Cellist, Author, Teacher of Cello and the Alexander Technique
Employer(s)
New York Philharmonic Orchestra, 1967-2011
Notable work
Cello, Bow and You: Putting it All Together | Oxford University Press
Website
www.evangelinebenedetti.com
Evangeline Benedetti (b. February 22, 1941) is an American cellist who was first woman cello player to play in the New York Philharmonic Orchestra.
Education and training
Benedetti was born and raised in Austin, Texas. She was interested in playing in the band as a child and started playing on the French horn and the bassoon.[1] She was also able to take free cello lessons at the University of Texas String Project,[2][1] and her childhood teachers were Walter Coleman[3]: xv and Phyllis Young.[2] After a year at University of Texas under the tutelage of Horace Britt, she received a full scholarship to study with Bernard Greenhouse[2] at the Manhattan School of Music[4] where she earned her Bachelor and Master of Music degrees. Benedetti also trained with Zara Nelsova and Pablo Casals.[3]: xv
Career
In 1965, Benedetti gave her debut solo recital at the age of 24 in Carnegie Recital Hall. Her performance earned rave reviews, with the New York Times calling her approach to playing as “strikingly similar to Casals” and praising her "technical capacity," her "big, vibrant tone" and her "enormous communicativeness".[5]

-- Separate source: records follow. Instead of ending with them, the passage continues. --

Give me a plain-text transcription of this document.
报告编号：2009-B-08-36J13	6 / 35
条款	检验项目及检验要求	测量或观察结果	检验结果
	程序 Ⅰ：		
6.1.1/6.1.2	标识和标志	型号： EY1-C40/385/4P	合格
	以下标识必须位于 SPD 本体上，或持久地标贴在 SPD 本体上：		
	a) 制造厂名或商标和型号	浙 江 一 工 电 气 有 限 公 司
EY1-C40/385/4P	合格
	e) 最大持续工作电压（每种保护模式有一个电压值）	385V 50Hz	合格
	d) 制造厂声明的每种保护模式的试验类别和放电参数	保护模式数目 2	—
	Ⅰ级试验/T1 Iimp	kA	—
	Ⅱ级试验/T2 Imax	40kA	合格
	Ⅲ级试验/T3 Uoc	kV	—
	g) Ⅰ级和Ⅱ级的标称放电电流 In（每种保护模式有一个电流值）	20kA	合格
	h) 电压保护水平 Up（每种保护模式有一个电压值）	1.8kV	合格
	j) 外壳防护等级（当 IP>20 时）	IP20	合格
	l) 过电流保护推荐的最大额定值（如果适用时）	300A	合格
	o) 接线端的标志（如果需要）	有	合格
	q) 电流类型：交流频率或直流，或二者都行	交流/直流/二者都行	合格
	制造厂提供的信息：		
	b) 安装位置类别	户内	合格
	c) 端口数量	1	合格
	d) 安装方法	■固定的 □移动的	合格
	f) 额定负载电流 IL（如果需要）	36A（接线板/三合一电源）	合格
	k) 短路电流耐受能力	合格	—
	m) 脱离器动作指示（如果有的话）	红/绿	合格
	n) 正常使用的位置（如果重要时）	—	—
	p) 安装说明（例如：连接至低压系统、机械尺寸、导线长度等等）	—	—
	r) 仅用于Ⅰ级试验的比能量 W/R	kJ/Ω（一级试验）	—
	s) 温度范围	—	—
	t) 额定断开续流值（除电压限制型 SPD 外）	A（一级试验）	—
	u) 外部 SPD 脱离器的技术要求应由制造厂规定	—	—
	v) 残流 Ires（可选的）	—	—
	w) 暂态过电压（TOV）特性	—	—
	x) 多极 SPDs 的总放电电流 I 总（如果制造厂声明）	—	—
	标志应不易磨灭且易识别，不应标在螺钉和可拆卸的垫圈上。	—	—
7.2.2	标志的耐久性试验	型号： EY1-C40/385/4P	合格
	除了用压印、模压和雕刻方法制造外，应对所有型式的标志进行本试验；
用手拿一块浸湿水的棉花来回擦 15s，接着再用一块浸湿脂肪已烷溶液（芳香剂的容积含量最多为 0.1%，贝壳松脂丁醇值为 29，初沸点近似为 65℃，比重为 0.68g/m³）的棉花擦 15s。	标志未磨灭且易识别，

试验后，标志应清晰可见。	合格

Benedetti's career with the New York Philharmonic began in 1967 after winning her audition during Leonard Bernstein's[6] tenure as the orchestra's music director.[7] Before the start of her audition, her cello fell and broke so she performed for her audition on a borrowed cello.[8] She was the first cello player and the second woman to join the New York Philharmonic Orchestra,[9] after Orin O'Brien a double bassist who joined the group in 1966.[1] As one of the first female members in the New York Philharmonic, she became a subject of the 1969 Human Rights Commission's case investigating the orchestra's hiring practices for membership.[10] In 1971, Benedetti and the other three women in the Philharmonic Orchestra talked with a New York Times reporter about conditions for women in the orchestra, including day-to-day activities and challenges.[11] She retired in 2011.[9]